Stegner erklärte demgegenüber am Samstag auf Twitter: "Davon, dass wir nicht mehr als 180.000 bis 220.000 wollen (das wäre eine Obergrenze) ist keine Rede." Die SPD habe keinesfalls einer Obergrenze bei Asyl oder Genfer Flüchtlingskonvention zugestimmt. Der SPD-Politiker betonte zugleich, es sei in den Verhandlungen vereinbart worden, dass die SPD für eine Obergrenze auch nicht in Anspruch genommen werde.

Kardinal Woelki gegen Übergangsregelung beim Familiennachzug

Auch der Kölner Erzbischof Rainer Maria Kardinal Woelki hat Kritik am schwarz-roten Kompromiss zum Familiennachzug bei Flüchtlingen mit eingeschränktem Schutzstatus geübt. Die Einigung von Union und SPD sei aus christlicher Sicht ein "Skandal", sagte Woelki der "Kölnischen Rundschau" (Freitag). "Es darf nicht durch die Hintertür zu einer Obergrenze für die Aufnahme von Flüchtlingen aus humanitären Gründen kommen", so der Geistliche.

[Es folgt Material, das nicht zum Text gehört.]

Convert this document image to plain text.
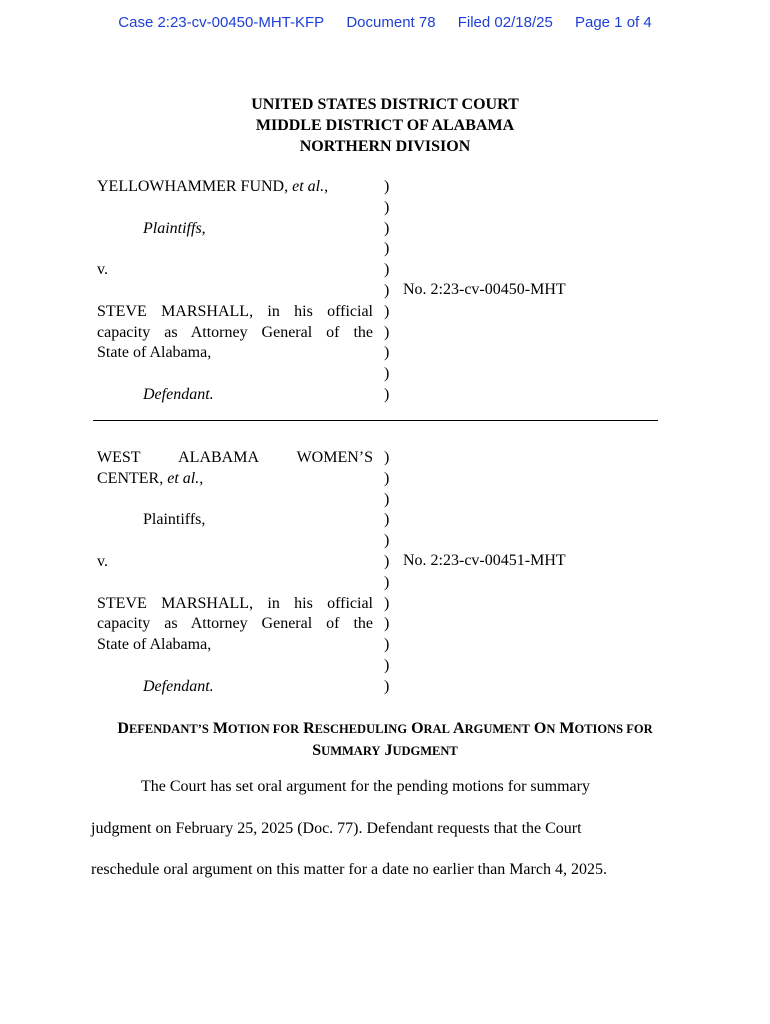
Case 2:23-cv-00450-MHT-KFP Document 78 Filed 02/18/25 Page 1 of 4
UNITED STATES DISTRICT COURT
MIDDLE DISTRICT OF ALABAMA
NORTHERN DIVISION
YELLOWHAMMER FUND, et al.,
Plaintiffs,
v.
STEVE MARSHALL, in his official
capacity as Attorney General of the
State of Alabama,
Defendant.
)
)
)
)
)
)
)
)
)
)
)
No. 2:23-cv-00450-MHT
WEST ALABAMA WOMEN’S
CENTER, et al.,
Plaintiffs,
v.
STEVE MARSHALL, in his official
capacity as Attorney General of the
State of Alabama,
Defendant.
)
)
)
)
)
)
)
)
)
)
)
)
No. 2:23-cv-00451-MHT
DEFENDANT’S MOTION FOR RESCHEDULING ORAL ARGUMENT ON MOTIONS FOR
SUMMARY JUDGMENT
The Court has set oral argument for the pending motions for summary
judgment on February 25, 2025 (Doc. 77). Defendant requests that the Court
reschedule oral argument on this matter for a date no earlier than March 4, 2025.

Auf die Frage, ob die Unionsparteien lieber auf das "C" für christlich im Parteinamen von CDU und CSU verzichten sollten, antwortete der Erzbischof: "Das habe ich nicht zu beantworten, das muss so eine Partei schon selbst tun. Aber sie muss sich an dem messen lassen, was die Botschaft des Evangeliums ist."